The superjumbo was developed at a cost of $25 billion and, with capacity for up to 853 passengers, it’s the largest mass-produced civil airliner in history.

The double-decker craft was popular with customers but costly to run, and Airbus announced in 2019 that it would be discontinuing its production. The last ever A380 was delivered to Emirates, its biggest customer, at the end of last year.

Emirates has 115 of the mammoth planes in its fleet and it’s not shy of getting them out for a press event.

The 2019 Air Show in Dubai opened with a superjumbo flying at an altitude of just 1,000 feet in formation with 26 planes from the United Arab Emirates’ Al Fursan air display team.

That was two years after an A380 owned by the UAE’s other flag-carrier, Etihad, kicked off the action at the 2017 Abu Dhabi Formula One Grand Prix by also flying alongside the Al Fursan team.

Back in 2015, a massive Emirates A380 dwarfed its flying companions as it went for a 10-minute flight over Dubai’s Palm Jumeriah islands in a holding pattern with two jetpack pilots from Jetman Dubai.

Going further back again, in 2013 Emirates and Australian flag-carrier Qantas marked an alliance between the two airlines by flying A380s from each of their fleets over Sydney Harbour, at an altitude of 1500 feet.

It’s not just airlines that have called upon the superjumbo to promote their brand.

In 2017, Porsche got into Guinness World Records by getting a standard Porsche Cayenne car to tow a 285-tonne Air France A380 for a distance of 42 meters at Paris Charles De Gaulle Airport.

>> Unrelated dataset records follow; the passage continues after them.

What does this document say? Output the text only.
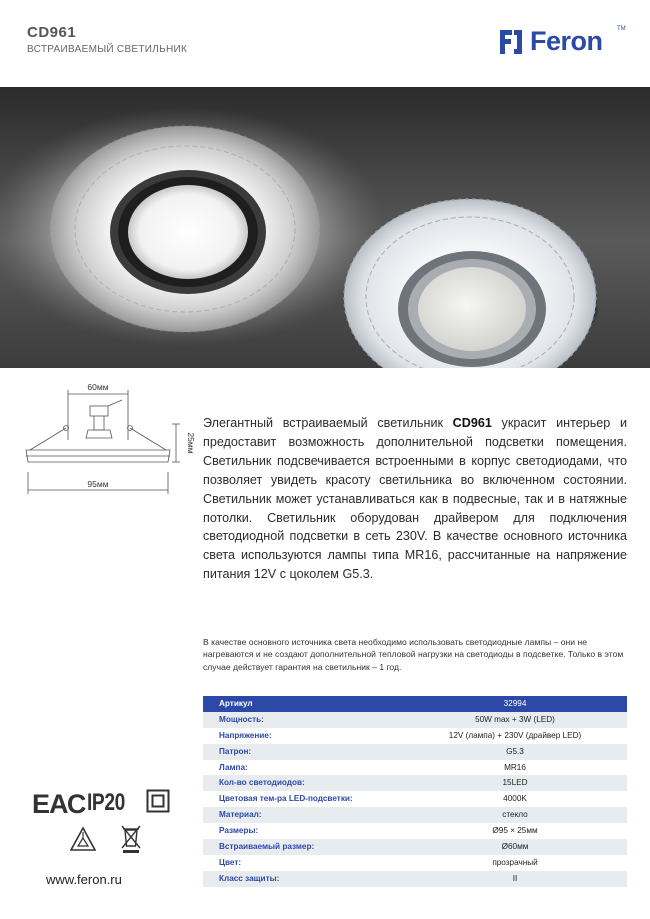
CD961
ВСТРАИВАЕМЫЙ СВЕТИЛЬНИК	Feron TM
60мм
95мм
25мм
Элегантный встраиваемый светильник CD961 украсит интерьер и предоставит возможность дополнительной подсветки помещения. Светильник подсвечивается встроенными в корпус светодиодами, что позволяет увидеть красоту светильника во включенном состоянии. Светильник может устанавливаться как в подвесные, так и в натяжные потолки. Светильник оборудован драйвером для подключения светодиодной подсветки в сеть 230V. В качестве основного источника света используются лампы типа MR16, рассчитанные на напряжение питания 12V с цоколем G5.3.
В качестве основного источника света необходимо использовать светодиодные лампы – они не нагреваются и не создают дополнительной тепловой нагрузки на светодиоды в подсветке. Только в этом случае действует гарантия на светильник – 1 год.
Артикул	32994
Мощность:	50W max + 3W (LED)
Напряжение:	12V (лампа) + 230V (драйвер LED)
Патрон:	G5.3
Лампа:	MR16
Кол-во светодиодов:	15LED
Цветовая тем-ра LED-подсветки:	4000K
Материал:	стекло
Размеры:	Ø95 × 25мм
Встраиваемый размер:	Ø60мм
Цвет:	прозрачный
Класс защиты:	II
ЕАС IP20
www.feron.ru
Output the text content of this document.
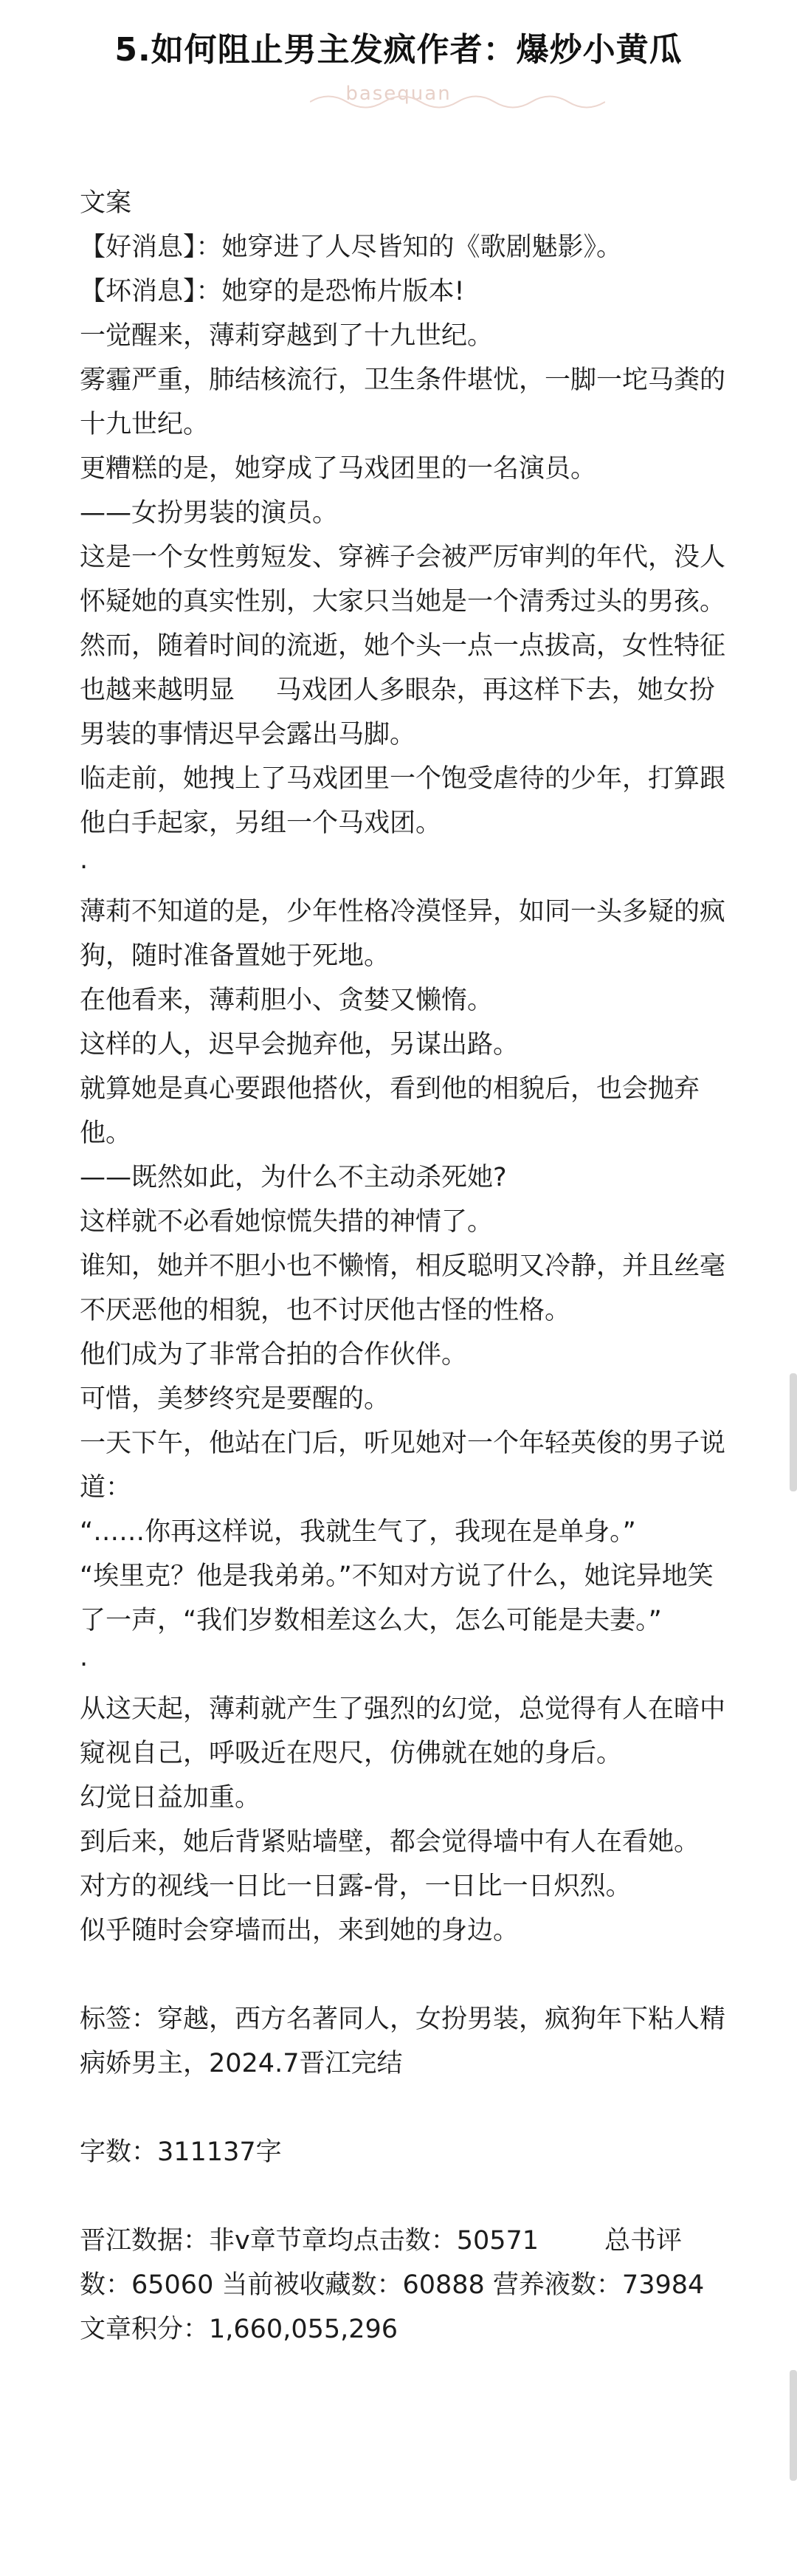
5.如何阻止男主发疯作者：爆炒小黄瓜
basequan

文案

【好消息】：她穿进了人尽皆知的《歌剧魅影》。

【坏消息】：她穿的是恐怖片版本!

一觉醒来，薄莉穿越到了十九世纪。

雾霾严重，肺结核流行，卫生条件堪忧，一脚一坨马粪的十九世纪。

更糟糕的是，她穿成了马戏团里的一名演员。

——女扮男装的演员。

这是一个女性剪短发、穿裤子会被严厉审判的年代，没人怀疑她的真实性别，大家只当她是一个清秀过头的男孩。

然而，随着时间的流逝，她个头一点一点拔高，女性特征也越来越明显     马戏团人多眼杂，再这样下去，她女扮男装的事情迟早会露出马脚。

临走前，她拽上了马戏团里一个饱受虐待的少年，打算跟他白手起家，另组一个马戏团。

·

薄莉不知道的是，少年性格冷漠怪异，如同一头多疑的疯狗，随时准备置她于死地。

在他看来，薄莉胆小、贪婪又懒惰。

这样的人，迟早会抛弃他，另谋出路。

就算她是真心要跟他搭伙，看到他的相貌后，也会抛弃他。

——既然如此，为什么不主动杀死她?

这样就不必看她惊慌失措的神情了。

谁知，她并不胆小也不懒惰，相反聪明又冷静，并且丝毫不厌恶他的相貌，也不讨厌他古怪的性格。

他们成为了非常合拍的合作伙伴。

可惜，美梦终究是要醒的。

一天下午，他站在门后，听见她对一个年轻英俊的男子说道：

“……你再这样说，我就生气了，我现在是单身。”

“埃里克？他是我弟弟。”不知对方说了什么，她诧异地笑了一声，“我们岁数相差这么大，怎么可能是夫妻。”

·

从这天起，薄莉就产生了强烈的幻觉，总觉得有人在暗中窥视自己，呼吸近在咫尺，仿佛就在她的身后。

幻觉日益加重。

到后来，她后背紧贴墙壁，都会觉得墙中有人在看她。

对方的视线一日比一日露-骨，一日比一日炽烈。

似乎随时会穿墙而出，来到她的身边。

标签：穿越，西方名著同人，女扮男装，疯狗年下粘人精病娇男主，2024.7晋江完结

字数：311137字

晋江数据：非v章节章均点击数：50571        总书评数：65060 当前被收藏数：60888 营养液数：73984 文章积分：1,660,055,296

The A380 has four engines, making it less fuel-efficient than twin-engined craft — so perhaps all these publicity jaunts can seem a little wasteful.

Nevertheless, Airbus itself has more than once been playful in its choice of flight routes when debuting new craft.

In December 2017, one of its flight test teams “drew” a Christmas tree in the skies over Hamburg, Germany.

Most fittingly of all, for one of aviation’s most-loved planes, when the last ever A380 to be produced made its pre-delivery flight over Hamburg at the end of last year, its pilots followed a heart-shaped flight route, sending a final message to the plane’s many fans.